Bnp Paribas IP, margini di crescita interessanti in Europa

LO SCENARIO – Negli ultimi tempi i dati economici in arrivo dagli USA sono stati perlopiù negativi, tuttavia pare che i mercati azionari non ne abbiano risentito oltre misura, considerando questo fenomeno di natura temporanea. I nostri esperti, spiega Laura Tardino, strategist di Bnp paribas IP, condividono questa opinione. Gli utili delle imprese sono migliorati nel quarto trimestre dell’anno scorso, mentre la crescita della zona euro è risultata superiore alle attese e la Banca del Giappone ha aumentato i prestiti concessi alle banche. Pertanto il contesto economico globale non è completamente compromesso.

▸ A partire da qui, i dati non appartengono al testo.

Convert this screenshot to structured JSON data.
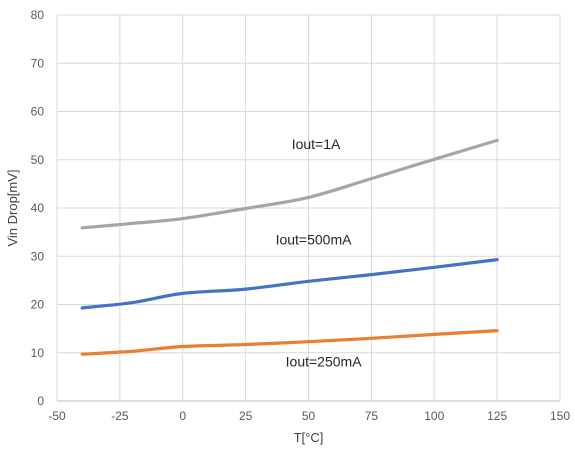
{
  "chart_data": {
    "type": "line",
    "xlabel": "T[°C]",
    "ylabel": "Vin Drop[mV]",
    "xlim": [
      -50,
      150
    ],
    "ylim": [
      0,
      80
    ],
    "x_ticks": [
      -50,
      -25,
      0,
      25,
      50,
      75,
      100,
      125,
      150
    ],
    "y_ticks": [
      0,
      10,
      20,
      30,
      40,
      50,
      60,
      70,
      80
    ],
    "grid": true,
    "series": [
      {
        "color": "#A5A5A5",
        "points": [
          [
            -40,
            35.9
          ],
          [
            -20,
            36.8
          ],
          [
            0,
            37.8
          ],
          [
            25,
            39.9
          ],
          [
            50,
            42.2
          ],
          [
            75,
            46.1
          ],
          [
            100,
            50.1
          ],
          [
            125,
            54.0
          ]
        ]
      },
      {
        "color": "#4472C4",
        "points": [
          [
            -40,
            19.3
          ],
          [
            -20,
            20.4
          ],
          [
            0,
            22.3
          ],
          [
            25,
            23.2
          ],
          [
            50,
            24.8
          ],
          [
            75,
            26.2
          ],
          [
            100,
            27.7
          ],
          [
            125,
            29.3
          ]
        ]
      },
      {
        "color": "#ED7D31",
        "points": [
          [
            -40,
            9.7
          ],
          [
            -20,
            10.3
          ],
          [
            0,
            11.3
          ],
          [
            25,
            11.7
          ],
          [
            50,
            12.3
          ],
          [
            75,
            13.0
          ],
          [
            100,
            13.8
          ],
          [
            125,
            14.6
          ]
        ]
      }
    ],
    "annotations": [
      {
        "text": "Iout=1A",
        "x": 53,
        "y": 52.2
      },
      {
        "text": "Iout=500mA",
        "x": 52,
        "y": 32.4
      },
      {
        "text": "Iout=250mA",
        "x": 56,
        "y": 7.2
      }
    ]
  }
}
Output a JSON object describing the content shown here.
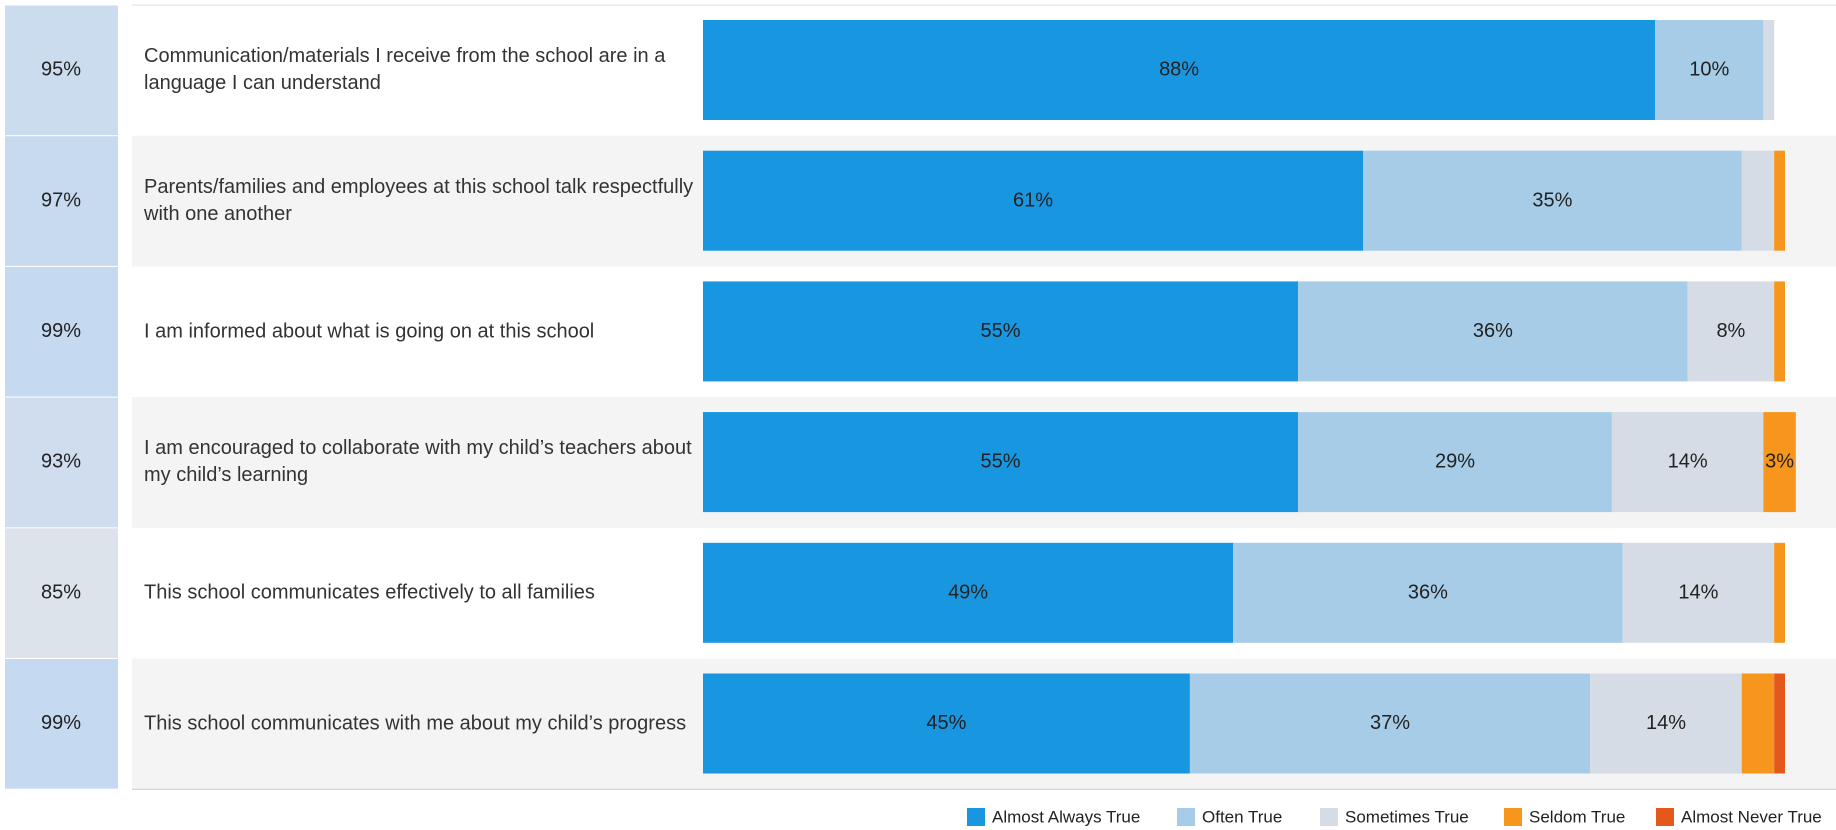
{
  "chart_data": {
    "type": "bar",
    "orientation": "horizontal",
    "stacked": true,
    "categories": [
      "Communication/materials I receive from the school are in a language I can understand",
      "Parents/families and employees at this school talk respectfully with one another",
      "I am informed about what is going on at this school",
      "I am encouraged to collaborate with my child’s teachers about my child’s learning",
      "This school communicates effectively to all families",
      "This school communicates with me about my child’s progress"
    ],
    "summary": {
      "values": [
        95,
        97,
        99,
        93,
        85,
        99
      ],
      "value_labels": [
        "95%",
        "97%",
        "99%",
        "93%",
        "85%",
        "99%"
      ]
    },
    "series": [
      {
        "name": "Almost Always True",
        "color": "#1996e0",
        "values": [
          88,
          61,
          55,
          55,
          49,
          45
        ],
        "value_labels": [
          "88%",
          "61%",
          "55%",
          "55%",
          "49%",
          "45%"
        ]
      },
      {
        "name": "Often True",
        "color": "#a6cce8",
        "values": [
          10,
          35,
          36,
          29,
          36,
          37
        ],
        "value_labels": [
          "10%",
          "35%",
          "36%",
          "29%",
          "36%",
          "37%"
        ]
      },
      {
        "name": "Sometimes True",
        "color": "#d5dce5",
        "values": [
          1,
          3,
          8,
          14,
          14,
          14
        ],
        "value_labels": [
          null,
          null,
          "8%",
          "14%",
          "14%",
          "14%"
        ]
      },
      {
        "name": "Seldom True",
        "color": "#f7961c",
        "values": [
          0,
          1,
          1,
          3,
          1,
          3
        ],
        "value_labels": [
          null,
          null,
          null,
          "3%",
          null,
          null
        ]
      },
      {
        "name": "Almost Never True",
        "color": "#e5581c",
        "values": [
          0,
          0,
          0,
          0,
          0,
          1
        ],
        "value_labels": [
          null,
          null,
          null,
          null,
          null,
          null
        ]
      }
    ],
    "xlim": [
      0,
      100
    ],
    "legend": "bottom-right"
  }
}
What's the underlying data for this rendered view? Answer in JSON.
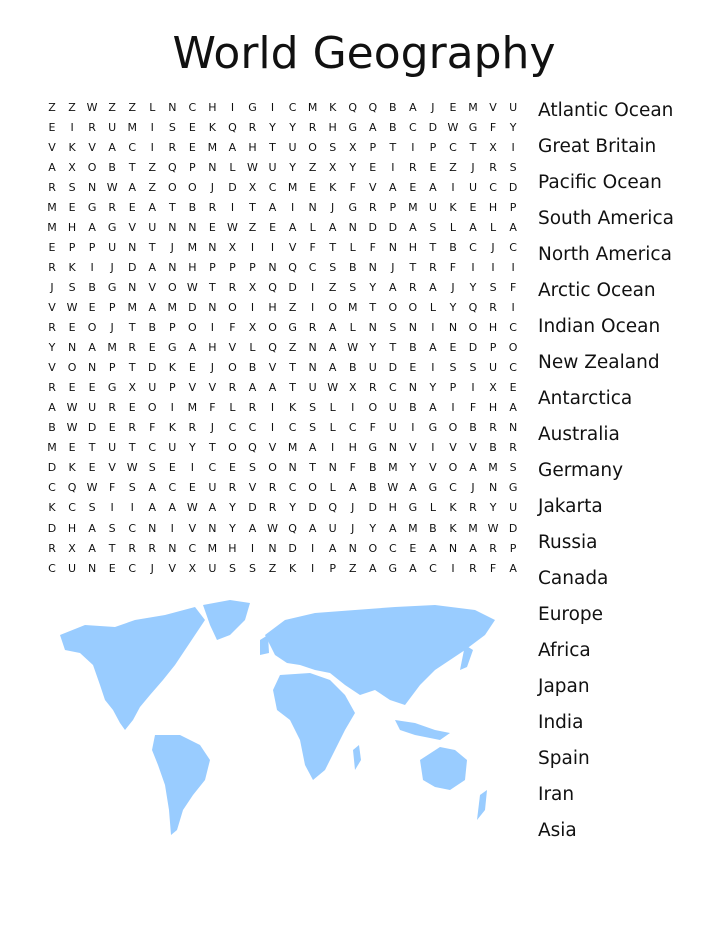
{
  "title": "World Geography",
  "grid": [
    "ZZWZZLNCHIGICMKQQBAJEMVU",
    "EIRUMISEKQRYYRHGABCDWGFY",
    "VKVACIREMAHTUOSXPTIPCTXI",
    "AXOBTZQPNLWUYZXYEIREZJRS",
    "RSNWAZOOJDXCMEKFVAEAIUCD",
    "MEGREATBRITAINJGRPMUKEHP",
    "MHAGVUNNEWZEALANDDASLALA",
    "EPPUNTJMNXIIVFTLFNHTBCJC",
    "RKIJDANHPPPNQCSBNJTRFIII",
    "JSBGNVOWTRXQDIZSYARAJYSF",
    "VWEPMAMDNOIHZIOMTOOLYQRI",
    "REOJTBPOIFXOGRALNSNINOHC",
    "YNAMREGAHVLQZNAWYTBAEDPO",
    "VONPTDKEJOBVTNABUDEISSUC",
    "REEGXUPVVRAATUWXRCNYPIXE",
    "AWUREOIMFLRIKSLIOUBAIFHA",
    "BWDERFKRJCCICSLCFUIGOBRN",
    "METUTCUYTOQVMAIHGNVIVVBR",
    "DKEVWSEICESONTNFBMYVOAMS",
    "CQWFSACEURVRCOLABWAGCJNG",
    "KCSIIAAWAYDRYDQJDHGLKRYU",
    "DHASCNIVNYAWQAUJYAMBKMWD",
    "RXATRRNCMHINDIANOCEANARP",
    "CUNECJVXUSSZKIPZAGACIRFA"
  ],
  "words": [
    "Atlantic Ocean",
    "Great Britain",
    "Pacific Ocean",
    "South America",
    "North America",
    "Arctic Ocean",
    "Indian Ocean",
    "New Zealand",
    "Antarctica",
    "Australia",
    "Germany",
    "Jakarta",
    "Russia",
    "Canada",
    "Europe",
    "Africa",
    "Japan",
    "India",
    "Spain",
    "Iran",
    "Asia"
  ],
  "map_color": "#99ccff"
}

USA: UNO SGUARDO OLTRE LA TORMENTA DI NEVE -Negli Stati Uniti, le vendite al dettaglio hanno registrato un calo inatteso nel mese di gennaio, facendo segnare il dato peggiore su base annua dal novembre del 2009: inoltre, preoccupa che i dati relativi a dicembre e novembre siano stati corretti al ribasso. Invece, un segnale incoraggiante è rappresentato dalla buona tenuta della fiducia dei consumatori a inizio febbraio e dal miglioramento della componente prospettica di quest’indice. Detto questo, tuttavia, bisogna precisare che l’indice di fiducia non si attesta su livelli particolarmente elevati. La produzione industriale ha registrato il primo calo dal luglio dello scorso anno, ma questa flessione pare riconducibile alle avverse condizioni meteorologiche ed all’andamento del ciclo delle scorte. Anche il settore dell’edilizia residenziale non è stato in grado di evitare gli effetti del rigido inverno di quest’anno. La fiducia delle imprese edili è crollata e le vendite delle abitazioni e l’attività di costruzione sono state penalizzate dalla diminuzione degli acquirenti e dal calo delle vendite complessivo. L’economia USA stava già rallentando prima della frenata dovuta al rigore dell’inverno. I consumi dovrebbero rallentare dopo essere cresciuti a ritmi superiori rispetto agli incrementi salariali. Inoltre, anche la spinta del commercio con l’estero e della ricostituzione delle scorte pare destinata ad indebolirsi. Una ripresa nel secondo trimestre dovrebbe porre le premesse per un miglioramento nella seconda metà di quest’anno. Tuttavia le stime prevalenti sui mercati, che prevedono una crescita del PIL vicina al 3%, potrebbero rivelarsi eccessivamente ottimistiche. A nostro avviso, il peggioramento degli ultimi dati non basterà ad indurre la Federal Reserve ad arrestare il ridimensionamento del programma di allentamento quantitativo. Inoltre, una decisione in tal senso farebbe solo aumentare l’incertezza con effetti negativi sugli attivi a maggior rischio.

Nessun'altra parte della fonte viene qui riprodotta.